The question many observers are already asking is whether Welch and Hackett together can achieve what has eluded their predecessors: a durable improvement in the policy and funding environment for research-intensive universities. The incoming team will need to make a compelling case to government not just for the symbolic value of world-class research, but for its direct return on public investment — something that is more urgent now than at any point in the Russell Group's history.
The Bigger Picture: UK Higher Education at a Crossroads
Welch's appointment cannot be fully understood without appreciating the scale of the structural challenges that the UK higher education sector currently faces. Across the country, universities — including several Russell Group members — have announced significant cost-cutting measures over the past two to three years. Courses have been discontinued, academic departments restructured, and in some cases large numbers of staff have been made redundant.

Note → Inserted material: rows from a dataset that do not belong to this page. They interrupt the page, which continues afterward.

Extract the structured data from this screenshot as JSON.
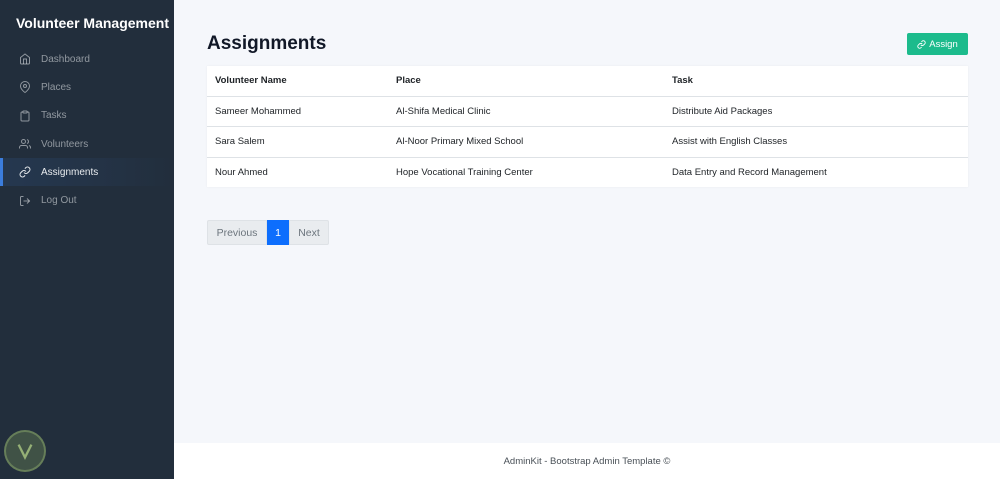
{
  "sidebar": {
    "brand": "Volunteer Management",
    "items": [
      {
        "label": "Dashboard",
        "icon": "home-icon"
      },
      {
        "label": "Places",
        "icon": "map-pin-icon"
      },
      {
        "label": "Tasks",
        "icon": "clipboard-icon"
      },
      {
        "label": "Volunteers",
        "icon": "users-icon"
      },
      {
        "label": "Assignments",
        "icon": "link-icon",
        "active": true
      },
      {
        "label": "Log Out",
        "icon": "log-out-icon"
      }
    ]
  },
  "main": {
    "title": "Assignments",
    "assign_button": "Assign",
    "table": {
      "headers": [
        "Volunteer Name",
        "Place",
        "Task"
      ],
      "rows": [
        [
          "Sameer Mohammed",
          "Al-Shifa Medical Clinic",
          "Distribute Aid Packages"
        ],
        [
          "Sara Salem",
          "Al-Noor Primary Mixed School",
          "Assist with English Classes"
        ],
        [
          "Nour Ahmed",
          "Hope Vocational Training Center",
          "Data Entry and Record Management"
        ]
      ]
    },
    "pagination": {
      "previous": "Previous",
      "current": "1",
      "next": "Next"
    }
  },
  "footer": {
    "text": "AdminKit - Bootstrap Admin Template ©"
  },
  "colors": {
    "sidebar_bg": "#222e3c",
    "accent": "#3b7ddd",
    "assign_button": "#1cbb8c",
    "page_active": "#0d6efd"
  }
}
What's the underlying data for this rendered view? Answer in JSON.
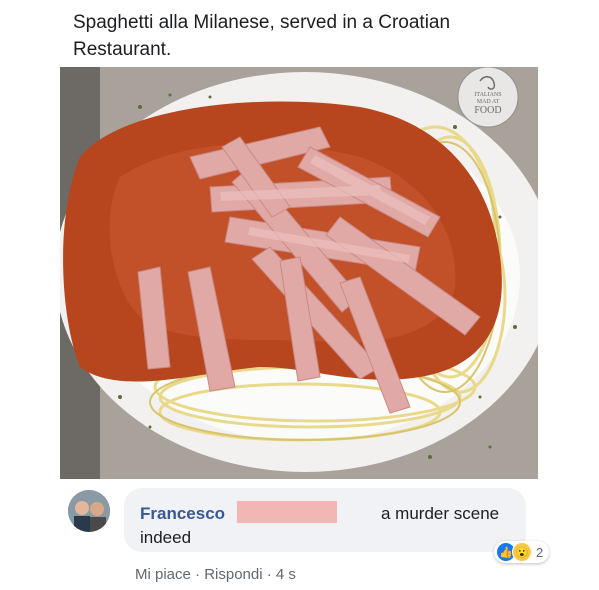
{
  "post": {
    "caption": "Spaghetti alla Milanese, served in a Croatian Restaurant."
  },
  "watermark": {
    "line1": "ITALIANS",
    "line2": "MAD AT",
    "line3": "FOOD"
  },
  "comment": {
    "author": "Francesco",
    "text_part1": "a murder scene",
    "text_part2": "indeed",
    "actions": {
      "like": "Mi piace",
      "sep1": " · ",
      "reply": "Rispondi",
      "sep2": " · ",
      "time": "4 s"
    },
    "reactions": {
      "icons": [
        "like-icon",
        "wow-icon"
      ],
      "count": "2"
    }
  },
  "colors": {
    "author": "#385898",
    "bubble": "#f0f2f5",
    "redaction": "#f2b6b4",
    "like": "#1877f2"
  }
}
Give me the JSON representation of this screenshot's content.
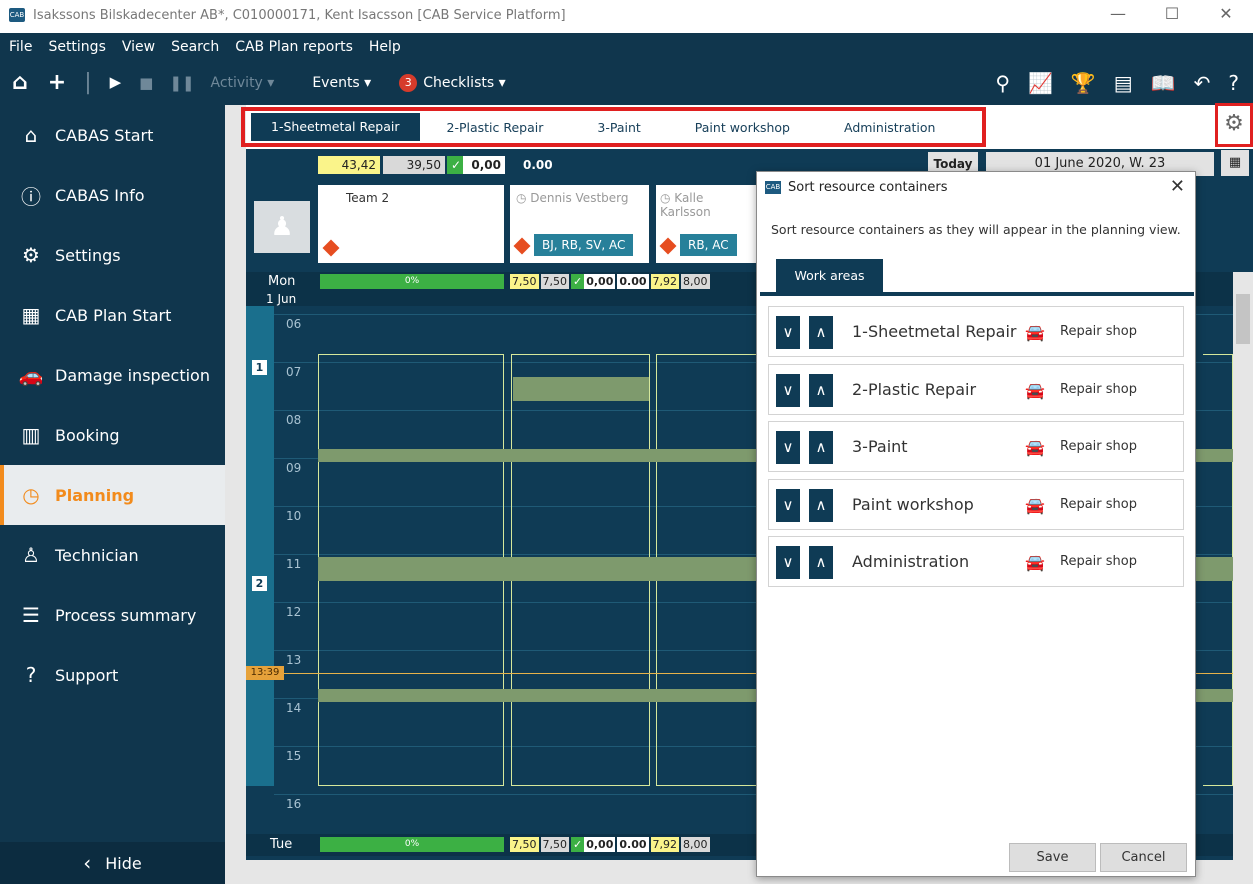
{
  "window": {
    "title": "Isakssons Bilskadecenter AB*, C010000171, Kent Isacsson [CAB Service Platform]",
    "logo": "CAB",
    "minimize": "—",
    "maximize": "☐",
    "close": "✕"
  },
  "menu": [
    "File",
    "Settings",
    "View",
    "Search",
    "CAB Plan reports",
    "Help"
  ],
  "toolbar": {
    "home_icon": "home-icon",
    "add_icon": "plus-icon",
    "activity": "Activity ▾",
    "events": "Events ▾",
    "checklists_badge": "3",
    "checklists": "Checklists ▾"
  },
  "sidebar": {
    "items": [
      {
        "label": "CABAS Start",
        "icon": "home-icon"
      },
      {
        "label": "CABAS Info",
        "icon": "info-icon"
      },
      {
        "label": "Settings",
        "icon": "gear-icon"
      },
      {
        "label": "CAB Plan Start",
        "icon": "grid-icon"
      },
      {
        "label": "Damage inspection",
        "icon": "car-icon"
      },
      {
        "label": "Booking",
        "icon": "calendar-icon"
      },
      {
        "label": "Planning",
        "icon": "clock-icon"
      },
      {
        "label": "Technician",
        "icon": "technician-icon"
      },
      {
        "label": "Process summary",
        "icon": "list-icon"
      },
      {
        "label": "Support",
        "icon": "help-icon"
      }
    ],
    "hide": "Hide",
    "active_index": 6
  },
  "tabs": [
    "1-Sheetmetal Repair",
    "2-Plastic Repair",
    "3-Paint",
    "Paint workshop",
    "Administration"
  ],
  "planning": {
    "summary": {
      "v1": "43,42",
      "v2": "39,50",
      "v3": "0,00",
      "v4": "0.00"
    },
    "today": "Today",
    "date": "01 June 2020, W. 23",
    "resources": [
      {
        "name": "Team 2"
      },
      {
        "name": "Dennis Vestberg",
        "skills": "BJ, RB, SV, AC"
      },
      {
        "name": "Kalle Karlsson",
        "skills": "RB, AC"
      }
    ],
    "day1": {
      "day": "Mon",
      "date": "1 Jun",
      "pct": "0%",
      "vals": [
        "7,50",
        "7,50",
        "0,00",
        "0.00",
        "7,92",
        "8,00"
      ]
    },
    "day2": {
      "day": "Tue",
      "pct": "0%",
      "vals": [
        "7,50",
        "7,50",
        "0,00",
        "0.00",
        "7,92",
        "8,00"
      ]
    },
    "hours": [
      "06",
      "07",
      "08",
      "09",
      "10",
      "11",
      "12",
      "13",
      "14",
      "15",
      "16"
    ],
    "now": "13:39",
    "markers": [
      "1",
      "2"
    ]
  },
  "dialog": {
    "title": "Sort resource containers",
    "subtitle": "Sort resource containers as they will appear in the planning view.",
    "tab": "Work areas",
    "rows": [
      {
        "label": "1-Sheetmetal Repair",
        "type": "Repair shop"
      },
      {
        "label": "2-Plastic Repair",
        "type": "Repair shop"
      },
      {
        "label": "3-Paint",
        "type": "Repair shop"
      },
      {
        "label": "Paint workshop",
        "type": "Repair shop"
      },
      {
        "label": "Administration",
        "type": "Repair shop"
      }
    ],
    "save": "Save",
    "cancel": "Cancel"
  }
}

These are not peripheral institutions struggling at the margins of the sector; they include flagship universities whose research reputations are internationally recognized.

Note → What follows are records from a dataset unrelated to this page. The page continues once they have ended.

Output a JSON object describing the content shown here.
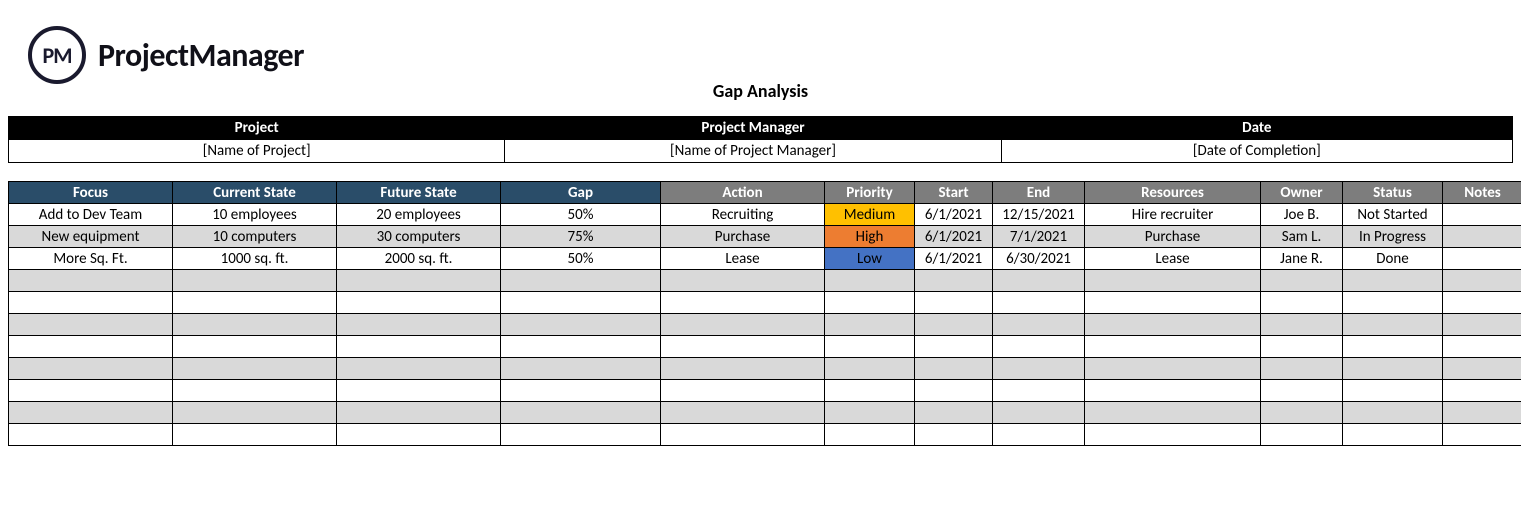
{
  "brand": {
    "logo_badge": "PM",
    "logo_text": "ProjectManager"
  },
  "title": "Gap Analysis",
  "meta": {
    "headers": {
      "project": "Project",
      "manager": "Project Manager",
      "date": "Date"
    },
    "values": {
      "project": "[Name of Project]",
      "manager": "[Name of Project Manager]",
      "date": "[Date of Completion]"
    }
  },
  "columns": {
    "focus": "Focus",
    "current": "Current State",
    "future": "Future State",
    "gap": "Gap",
    "action": "Action",
    "priority": "Priority",
    "start": "Start",
    "end": "End",
    "resources": "Resources",
    "owner": "Owner",
    "status": "Status",
    "notes": "Notes"
  },
  "rows": [
    {
      "focus": "Add to Dev Team",
      "current": "10 employees",
      "future": "20 employees",
      "gap": "50%",
      "action": "Recruiting",
      "priority": "Medium",
      "priority_class": "priority-medium",
      "start": "6/1/2021",
      "end": "12/15/2021",
      "resources": "Hire recruiter",
      "owner": "Joe B.",
      "status": "Not Started",
      "notes": ""
    },
    {
      "focus": "New equipment",
      "current": "10 computers",
      "future": "30 computers",
      "gap": "75%",
      "action": "Purchase",
      "priority": "High",
      "priority_class": "priority-high",
      "start": "6/1/2021",
      "end": "7/1/2021",
      "resources": "Purchase",
      "owner": "Sam L.",
      "status": "In Progress",
      "notes": ""
    },
    {
      "focus": "More Sq. Ft.",
      "current": "1000 sq. ft.",
      "future": "2000 sq. ft.",
      "gap": "50%",
      "action": "Lease",
      "priority": "Low",
      "priority_class": "priority-low",
      "start": "6/1/2021",
      "end": "6/30/2021",
      "resources": "Lease",
      "owner": "Jane R.",
      "status": "Done",
      "notes": ""
    }
  ],
  "empty_row_count": 8
}
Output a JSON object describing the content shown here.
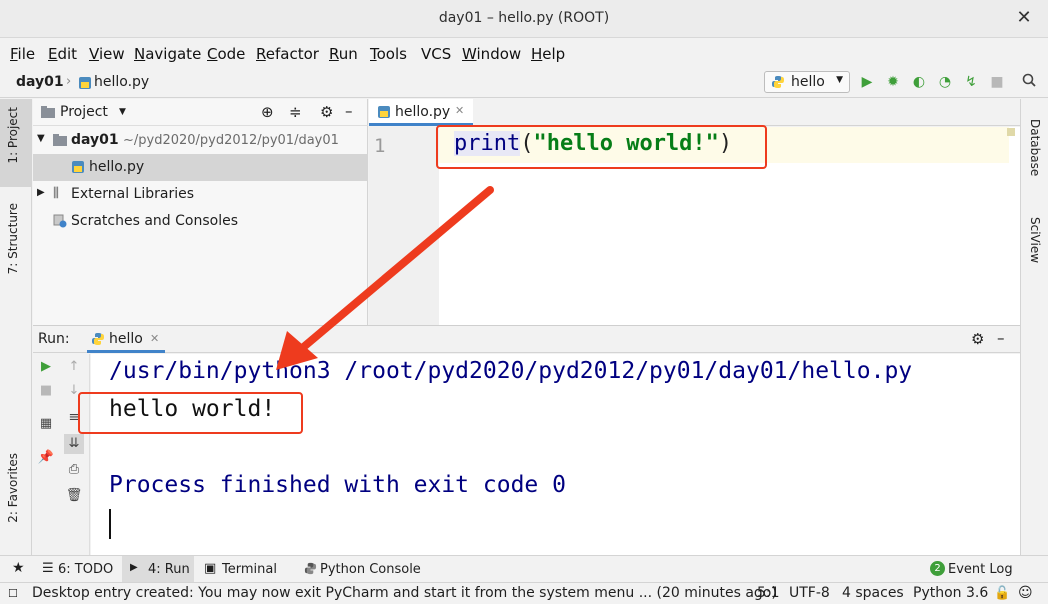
{
  "window": {
    "title": "day01 – hello.py (ROOT)"
  },
  "menu": [
    "File",
    "Edit",
    "View",
    "Navigate",
    "Code",
    "Refactor",
    "Run",
    "Tools",
    "VCS",
    "Window",
    "Help"
  ],
  "menu_mnemonic": [
    "F",
    "E",
    "V",
    "N",
    "C",
    "R",
    "R",
    "T",
    "",
    "W",
    "H"
  ],
  "breadcrumb": {
    "project": "day01",
    "file": "hello.py"
  },
  "run_config": {
    "label": "hello"
  },
  "left_stripe": {
    "project_tab": "1: Project",
    "structure_tab": "7: Structure",
    "favorites_tab": "2: Favorites"
  },
  "right_stripe": {
    "database_tab": "Database",
    "sciview_tab": "SciView"
  },
  "project_panel": {
    "title": "Project",
    "root_name": "day01",
    "root_path": "~/pyd2020/pyd2012/py01/day01",
    "file": "hello.py",
    "ext_libs": "External Libraries",
    "scratches": "Scratches and Consoles"
  },
  "editor": {
    "tab_label": "hello.py",
    "line_number": "1",
    "code_func": "print",
    "code_open": "(",
    "code_string": "\"hello world!\"",
    "code_close": ")"
  },
  "run_panel": {
    "label": "Run:",
    "tab_label": "hello",
    "console": {
      "command": "/usr/bin/python3 /root/pyd2020/pyd2012/py01/day01/hello.py",
      "output": "hello world!",
      "exit": "Process finished with exit code 0"
    }
  },
  "bottom_tabs": {
    "todo": "6: TODO",
    "run": "4: Run",
    "terminal": "Terminal",
    "python_console": "Python Console",
    "event_log": "Event Log",
    "event_count": "2"
  },
  "status": {
    "message": "Desktop entry created: You may now exit PyCharm and start it from the system menu ... (20 minutes ago)",
    "position": "5:1",
    "encoding": "UTF-8",
    "indent": "4 spaces",
    "interpreter": "Python 3.6"
  },
  "colors": {
    "annotation": "#ee3b1e",
    "console_text": "#000080",
    "string": "#067d17",
    "selection_tab": "#4083c9"
  }
}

The root causes are structural rather than situational. The freeze on domestic tuition fees — combined with rising operational costs driven by inflation and energy prices — has created a gap between income and expenditure that many universities have been unable to close. At the same time, a series of policy and messaging shifts around international student numbers have created uncertainty among the very cohort of students whose fees have historically helped to subsidize research activities and domestic student support. The result is a sector that is simultaneously expected to be world-class and chronically underfunded by the standards of comparable nations.

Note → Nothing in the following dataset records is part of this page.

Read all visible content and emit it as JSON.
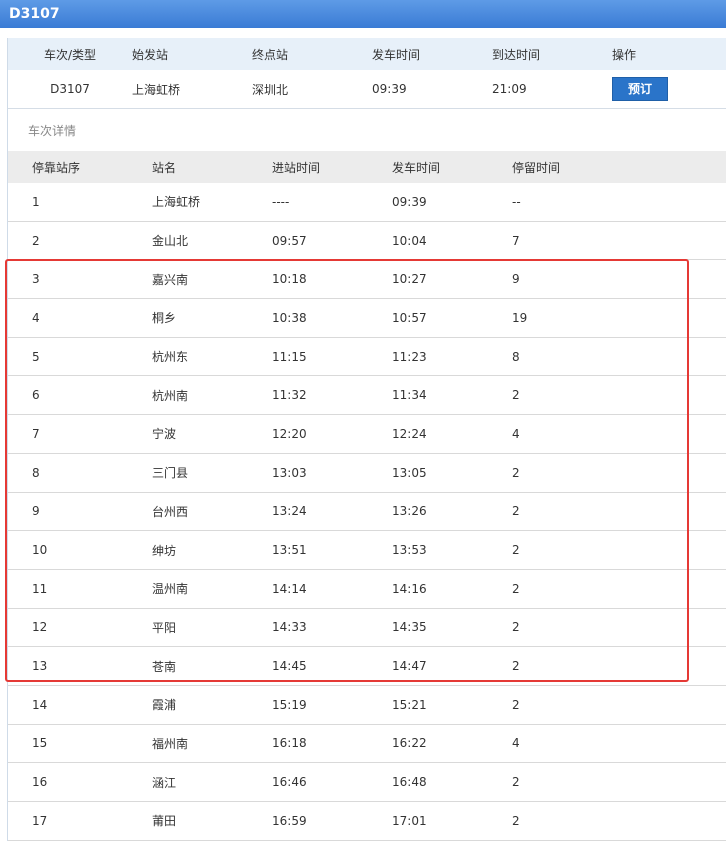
{
  "window": {
    "title": "D3107"
  },
  "summary": {
    "headers": [
      "车次/类型",
      "始发站",
      "终点站",
      "发车时间",
      "到达时间",
      "操作"
    ],
    "train_no": "D3107",
    "origin": "上海虹桥",
    "destination": "深圳北",
    "depart": "09:39",
    "arrive": "21:09",
    "book_label": "预订"
  },
  "details": {
    "section_label": "车次详情",
    "headers": [
      "停靠站序",
      "站名",
      "进站时间",
      "发车时间",
      "停留时间"
    ],
    "rows": [
      [
        "1",
        "上海虹桥",
        "----",
        "09:39",
        "--"
      ],
      [
        "2",
        "金山北",
        "09:57",
        "10:04",
        "7"
      ],
      [
        "3",
        "嘉兴南",
        "10:18",
        "10:27",
        "9"
      ],
      [
        "4",
        "桐乡",
        "10:38",
        "10:57",
        "19"
      ],
      [
        "5",
        "杭州东",
        "11:15",
        "11:23",
        "8"
      ],
      [
        "6",
        "杭州南",
        "11:32",
        "11:34",
        "2"
      ],
      [
        "7",
        "宁波",
        "12:20",
        "12:24",
        "4"
      ],
      [
        "8",
        "三门县",
        "13:03",
        "13:05",
        "2"
      ],
      [
        "9",
        "台州西",
        "13:24",
        "13:26",
        "2"
      ],
      [
        "10",
        "绅坊",
        "13:51",
        "13:53",
        "2"
      ],
      [
        "11",
        "温州南",
        "14:14",
        "14:16",
        "2"
      ],
      [
        "12",
        "平阳",
        "14:33",
        "14:35",
        "2"
      ],
      [
        "13",
        "苍南",
        "14:45",
        "14:47",
        "2"
      ],
      [
        "14",
        "霞浦",
        "15:19",
        "15:21",
        "2"
      ],
      [
        "15",
        "福州南",
        "16:18",
        "16:22",
        "4"
      ],
      [
        "16",
        "涵江",
        "16:46",
        "16:48",
        "2"
      ],
      [
        "17",
        "莆田",
        "16:59",
        "17:01",
        "2"
      ]
    ]
  },
  "colors": {
    "title_bar": "#3a7bd5",
    "book_button": "#2a74c9",
    "highlight_border": "#e53935"
  }
}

This is the landscape that Welch is walking into as Chair. And it is a landscape that has implications that stretch well beyond the UK. International partners, global education bodies, and organizations that work with UK institutions on research collaboration, student exchange, skills frameworks, and academic standards — including groups like the WES Council — have a stake in whether the UK can sustain the research and education capacity that makes these partnerships valuable. A weakened higher education sector in the UK would ripple outward, affecting the quality and scope of global academic collaboration for years to come.
Welch has been careful to signal that she understands this broader context. Her language has consistently linked the Russell Group's work to national outcomes — the NHS, business, entrepreneurship, regional development — while also positioning it within a global frame. This dual register, speaking simultaneously to domestic policy audiences and international partners, is exactly the kind of communication skill that the role demands.
For those engaged in education leadership conversations globally — whether at a conference hosted by the WES Council, through international accreditation dialogues, or within government-level education summits — the trajectory that Welch sets for the Russell Group over the coming years will be one to watch carefully. Her ability to build coalitions, make the case for sustained investment in research-intensive education, and navigate a genuinely difficult political environment will determine not just the fortunes of 24 universities, but in many ways the shape of the UK's contribution to global knowledge, innovation, and skills development for the decade ahead.